Corporate Default Rates Expected to Increase Due to Higher Interest Rates and Economic Uncertainty

The Federal Reserve has been increasing interest rates to combat inflation, which is likely to result in more corporate defaults in the coming months. In May, the corporate default rate rose, indicating that US companies are struggling with higher interest rates that make it more expensive to refinance debt, as well as the uncertain economic outlook. Moody’s Investors Service reports that there have been 41 defaults in the US and one in Canada so far this year, which is the most in any region globally and more than double the same period in 2022.

High Interest Rates as the Biggest Culprit of Distress

According to bankers and analysts, high interest rates are the biggest culprit of distress. Companies that require more liquidity or those with hefty debt loads in need of refinancing are faced with a high cost of new debt.

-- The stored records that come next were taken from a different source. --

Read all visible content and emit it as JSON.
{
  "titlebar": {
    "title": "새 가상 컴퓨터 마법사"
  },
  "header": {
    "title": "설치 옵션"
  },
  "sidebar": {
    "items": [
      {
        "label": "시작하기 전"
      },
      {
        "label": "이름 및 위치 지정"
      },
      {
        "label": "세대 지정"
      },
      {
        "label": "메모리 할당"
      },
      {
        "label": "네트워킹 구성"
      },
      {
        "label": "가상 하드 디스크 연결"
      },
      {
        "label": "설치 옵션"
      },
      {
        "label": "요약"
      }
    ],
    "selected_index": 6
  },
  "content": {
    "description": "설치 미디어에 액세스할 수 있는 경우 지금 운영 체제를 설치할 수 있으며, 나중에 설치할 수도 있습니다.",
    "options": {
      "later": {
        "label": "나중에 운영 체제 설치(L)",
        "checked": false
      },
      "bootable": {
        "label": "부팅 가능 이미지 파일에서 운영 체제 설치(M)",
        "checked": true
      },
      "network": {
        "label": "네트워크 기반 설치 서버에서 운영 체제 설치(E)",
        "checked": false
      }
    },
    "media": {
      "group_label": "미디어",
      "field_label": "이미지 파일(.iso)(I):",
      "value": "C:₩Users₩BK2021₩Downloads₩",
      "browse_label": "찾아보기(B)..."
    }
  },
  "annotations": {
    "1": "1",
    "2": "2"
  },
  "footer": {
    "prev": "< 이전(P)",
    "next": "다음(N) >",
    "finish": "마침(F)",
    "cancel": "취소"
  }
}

The options often include distressed exchanges, where a company swaps its debt for another form of debt or repurchases the debt. Or, in dire circumstances, a restructuring may take place in or out of court. The cost of capital has increased significantly, as the cost of debt financing has gone up from 4% to 6% on average over the last 15 years to 9% to 13% now. As a result, restructuring and advisory firms such as M3 Partners have been particularly busy across numerous industries since the fourth quarter.

Expected Increase in Default Rates and Possible Bankruptcies

Moody’s predicts that the global default rate will rise to 4.6% by the end of the year, higher than the long-term average of 4.1%. The default rate is projected to increase to 5% by April 2024 before beginning to ease. Envision Healthcare, a provider of emergency medical services, was the largest default in May, with over $7 billion in debt when it filed for bankruptcy. Other companies, such as Monitronics International, Silicon Valley Bank, Bed Bath & Beyond, and Diamond Sports, have also filed for bankruptcy this year. While some defaults are due to industry-specific reasons, such as Envision’s healthcare issues arising from the pandemic, Bed Bath & Beyond’s large store footprint while customers opted for online shopping, and Diamond Sports’ decline due to consumers dropping cable TV packages, many defaults are due to high interest rates and economic uncertainty.

According to Tero Jänne, co-head of capital transformation and debt advisory at investment bank Solomon Partners, the default rate is a lagging indicator of distress, and defaults often don’t occur until well after several initiatives to address the balance sheet. Mark Hootnick, also co-head of capital transformation and debt advisory at Solomon Partners, expects more defaults, as many companies that shouldn’t be tapping the debt markets have been doing so without limitations due to the lax credit environment. The default rate depends on leverage and liquidity, and cyclical sectors such as durable consumers goods will be affected if people cut back on spending.

The rising interest rates and economic uncertainty have contributed to the increase in corporate default rates. The cost of capital has increased significantly, making it more expensive for companies to refinance debt or acquire new debt. As a result, many companies have filed for bankruptcy, and more defaults are expected in the coming months. The default rate is a lagging indicator of distress, and companies with more financial stability may also face issues refinancing due to high interest rates.